Etre ou ne pas être Charlie : est-ce bien la question ?

Publié le par Henri LOURDOU

Etre ou ne pas être Charlie : est-ce bien la question ?

Six mois après les assassinats et la réaction qu'ils ont suscité, il est utile de faire un peu le bilan...

S'il fut pour moi évident de manifester avec un peu tout le monde ma volonté de défendre les valeurs de base de notre République (Liberté, Egalité, Fraternité : on n'a jamais dit mieux), il est bien évident que cet unanimisme de façade ne m'a jamais aveuglé sur un prétendu "esprit du 11 janvier".

Les motivations et les discours étaient, dès le 7 janvier au soir, différents et parfois antagonistes. Entre l'extrême-droite xénophobe et islamophobe et nous (les écologistes mondialistes et laïques), rien de commun dans nos projets.

Par la suite, les polémiques surjouées concernant la "solidarité" de certains pré-adolescents de banlieue avec les terroristes, ou à l'opposé la stigmatisation par l'ineffable Todd (un copié-collé inversé des thèses pseudo-géographiques de l'autre ineffable Guilluy) des manif du 11 janvier comme expression de "l'islamophobie des régions catholiques-zombies" m'ont plus attristé que vraiment concerné.

Je me suis réabonné à Charlie hebdo par solidarité, plus que par conviction, comme 70 000 autres "moutons de Panurge".

Et puis j'ai vu apparaître les ouvrages posthumes de Charb et de Bernard Maris.

Je n'ai même pas ouvert le premier, tant son contenu était convenu : "Nous avons défendu la laïcité quand d'autres, par trouille ou par électoralisme, se sont assis dessus. Nous n'avons aucune leçon à recevoir de personne." OK : n'en discutons pas, si tu y tiens !

J'ai acheté et lu le second, avec une certaine appréhension, je l'avoue : "Minute" ne proclamait-il pas, dès le 9 janvier, son quasi-ralliement à la "cause nationale", et le titre ("Et si on aimait la France") ne fleurait-il pas un peu son Barrès, chantre de la terre sacrée, et apôtre du nationalisme intégral ?

J'ai été à moitié rassuré : le contenu ressemble encore à ce que fut Bernard Maris dans sa période écolo.
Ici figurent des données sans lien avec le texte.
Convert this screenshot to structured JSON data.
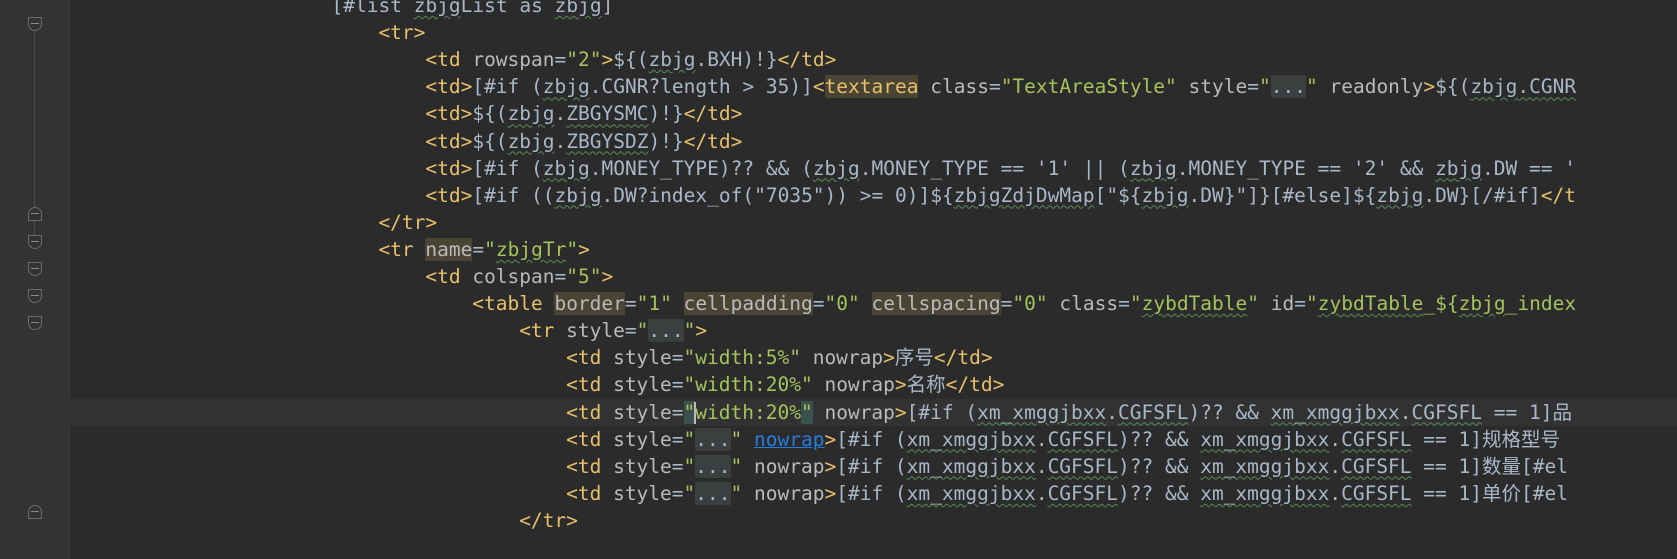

Cependant le recours appuyé aux pseudo-analyses de Guilluy dans la seconde partie du livre crée le malaise : ainsi, il faudrait donc adhérer à cette "chasse au bobo", lancée par les Finkielkraut et Philippe Muray (p 115-116) ? Laquelle ne repose que sur une étroite vision germanopratine des choses : le petit monde de l'élite intellectuelle parisienne ne voit la société que de son point de vue limité.

La légitimation de ses préjugés par la soi-disant analyse socio-géographique de Guilluy a été réfutée par d'autres géographes plus rigoureux. Les bobos n'ont pas chassé les classes populaires françaises des centre-villes.

Ainsi Maris nous inquiète par sa stigmatisation des "émeutiers de Villiers-le-Bel, en novembre 2007" au motif que "jamais les violences urbaines ou les émeutes n'ont débouché sur une quelconque remise en cause du système économique" (p 123), qui s'accompagne d'un hommage appuyé à "la police républicaine" qui "une fois de plus (...) s'est remarquablement comportée" (p 122) car "un commissaire a été lynché en essayant de ramener le calme" (p 122-3). Et d'une dénonciation des "intellectuels" (les guillemets sont de Maris) qui prennent position pour les émeutiers qui passent en jugement (p 123).

La conclusion est de la même eau : "certaines mairies socialistes (...) gèrent en toute bonne conscience ce qu'il faut bien appeler du communautarisme, en autorisant par exemple des horaires de piscine réservés aux femmes musulmanes" (p 126-7).

Heureusement, l'analyse ne s'arrête pas là, et Maris convient tout de même que si la "politique de la ville" a été globalement un échec, le "séparatisme" ethno-culturel ne s'est pas imposé en France.

Et il termine par une question : "On est en république ! Ce cri plein de gaieté exprimait la fierté d'une génération dont les parents avaient été privés de liberté (...) Quel espoir donne aujourd'hui aux enfants et aux jeunes gens ce cri joyeux poussé par les générations de leurs parents et grand-parents ?..." (p 139-142)

Répondre à cette question est bien aujourd'hui l'enjeu majeur : quel espoir pouvons-nous donner à la jeunesse de ce pays en refusant les stéréotypes du séparatisme ethno-culturel ? Cela passe par la défense sans concession bien sûr des valeurs universelles d'égalité, notamment hommes/femmes, par le refus de tout amalgame d'inspiration raciste, mais aussi par la définition d'un horizon commun : la nécessaire transition écologique.

Définir et populariser cet horizon est la tâche de l'heure.